Thai ex-PM Yingluck ordered to pay US$305 million in damages over rice scheme

Ousted former Thai prime minister Yingluck Shinawatra greets supporters as she arrives at the Supreme Court in Bangkok, Thailand, on Aug 1, 2017. (File photo: REUTERS/Athit Perawongmetha)
BANGKOK: A Thai court on Thursday (May 22) ordered self-exiled former premier Yingluck Shinawatra to pay 10 billion baht (US$305 million) in damages over a botched rice pledging scheme that saw her sentenced in 2017 to five years in prison for negligence.
Yingluck, one of four members of the billionaire Shinawatra family to have served as prime minister, has been living overseas to avoid jail for failing to prevent corruption in the rice scheme, which paid farmers up to 50 per cent above market prices and caused massive losses to the state.
The programme, a flagship policy of her populist Pheu Thai party, cost the state billions of dollars and led to millions of tonnes of rice going unsold. Thailand is the world's second-largest rice exporter.
Thursday's ruling was on Yingluck's appeal against a previous order to pay 35 billion baht (US$1.07 billion) in damages to the finance ministry.

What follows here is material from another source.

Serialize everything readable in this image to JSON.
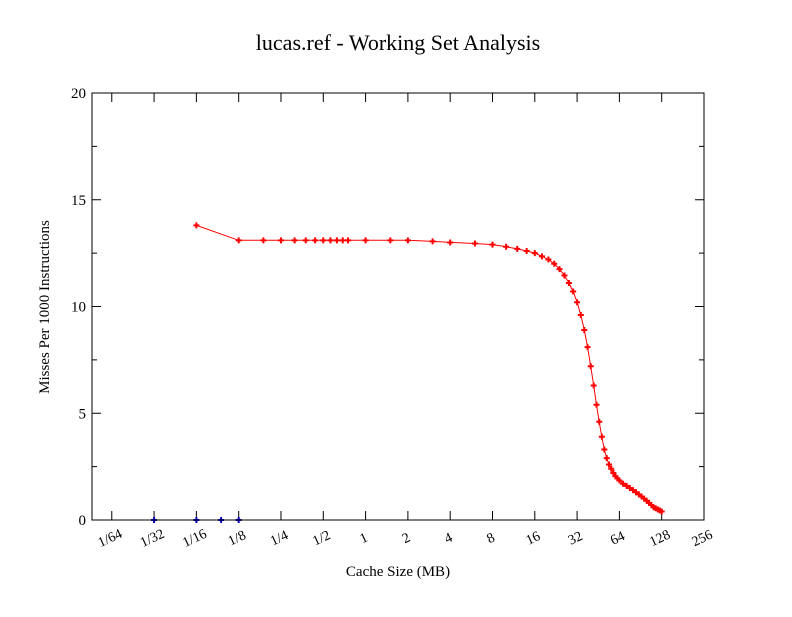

"The accused performed duties with gross negligence that caused damage to the state and therefore must pay compensation," the Supreme Administrative Court said, adding the previous order exceeded the legal threshold of her responsibility and was unlawful.
Yingluck, 57, came to power in 2011 after a landslide election victory and resigned just days before her government was ousted in a coup in 2014. She is the aunt of current Prime Minister Paetongtarn Shinawatra and younger sister of former premier and political heavyweight Thaksin Shinawatra.
Thursday's verdict comes less than two years after her family's Pheu Thai party returned to power after a decade in the political wilderness, coinciding with influential brother Thaksin coming home after 15 years in self-exile to avoid jail.
The Shinawatras have consistently denied wrongdoing and have long maintained they have been victims of political vendettas by powerful figures in the conservative establishment and royalist military.
Yingluck on Thursday said the order to pay 10 billion baht was excessive.
"Even if I repaid it my entire life, it would never be enough," she said on social media. "I will continue to demand and fight for justice."